Kirsch—who spoke during a fireside chat dubbed “Combating Fraud in Influencer Marketing: It’s Complicated” with Leah Logan, vp, media products and community growth at Collective Bias—added that it’s incumbent on marketers to “be vigilant” about fake followers, bots and fraud.
“You have to stay on top of it,” she said during the discussion. “You’ve made your brand vulnerable if you don’t.”
That isn’t the only risk in collaborating with digital stars, with the execs noting that general brand safety is a continuing hot-button topic. Even small errors in creative direction, Logan said, can trigger lawsuits or cease-and-desist orders.
That’s where the brand’s checks and balances come into play.
“They’re investing in this influencer for a reason, for the audience and for the voice,” Kirsch said. “But brands have to be able to review the content.”
She doesn’t recommend activating influencers as a strategy, Kirsch said, but rather using them “as a tactic, [as] part of an overall media plan.”
And the desirable digital personalities aren’t just the ones with the most followers, she said, but those “with a community that cares and an audience that’s authentically engaged.”
For that reason, she suggested that marketers aiming for scale once they’ve seen some success should activate different tiers of influencers (traffic drivers, awareness builders) and mix up the media platforms.
“Take the learnings and elevate them,” she said, noting that it doesn’t necessarily mean the brand has to “double down” on its influencer media budget.
As for matching the right influencer with a brand, Kirsch said AI and machine learning are indispensable but that “it’s really important to have that human connection.”
A panel on leveraging influencers, called “I’m With the Brand,” dove deeper into ways that marketers can make the most of influencer relationships, which need to be long-term and passion-driven, execs said.
They should also span demographics, added Luke Droulez, CMO of Parachute, a premium home goods brand that’s expanding from DTC-only further into its own retail outlets.
“It’s hard for us not to just have people who do yoga and drink pressed juice and live extravagant lifestyles on Instagram,” he said. “We need to look outside the coastal elites, and it’s an interesting journey to find people who represent their communities and align with our brand.”

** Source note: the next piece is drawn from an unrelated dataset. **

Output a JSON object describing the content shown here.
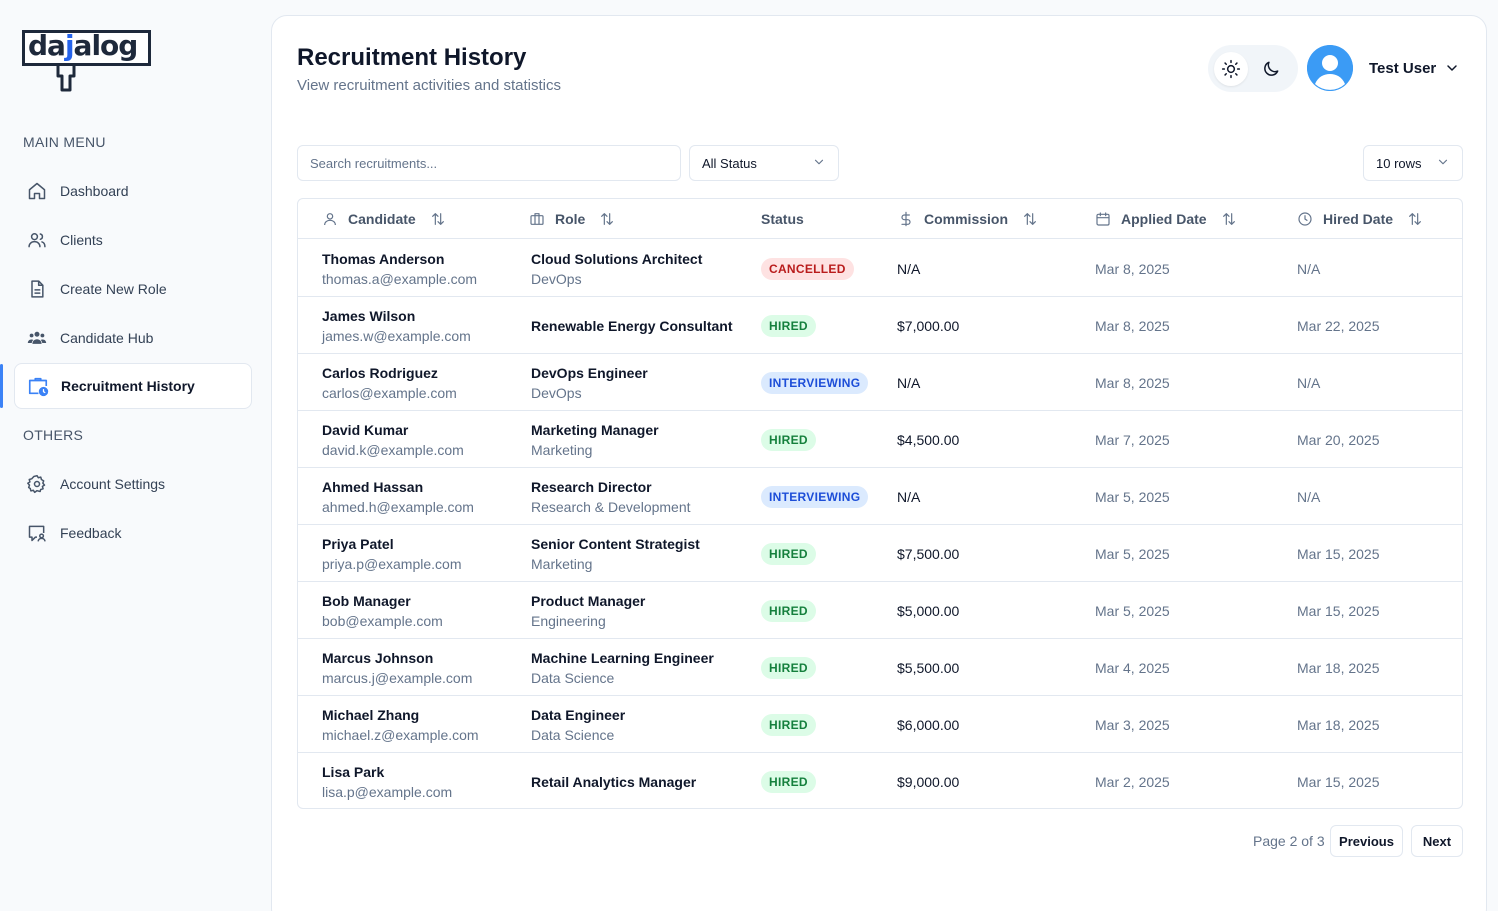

R/GA’s strategy director, Hannah Forbes, said she’s glad to see that influencers are “finally being respected,” but that marketers still need to give them more insight into the overall brand strategy because “they can help craft the creative brief.”
Brian Toombs, vp, digital at Funny or Die, still sometimes finds a disconnect between creative vision and KPI, but said we’re “living in a golden era of the collision of advertising and entertainment.”
Because influencers are beginning to make money in numerous ways via branded merchandise, books, events, TV and OTT deals, Ricky Ray Butler, CEO of Branded Entertainment Network, sees them building their own empires.
“Creators will be the future studios,” he said. “They’re the next media moguls.”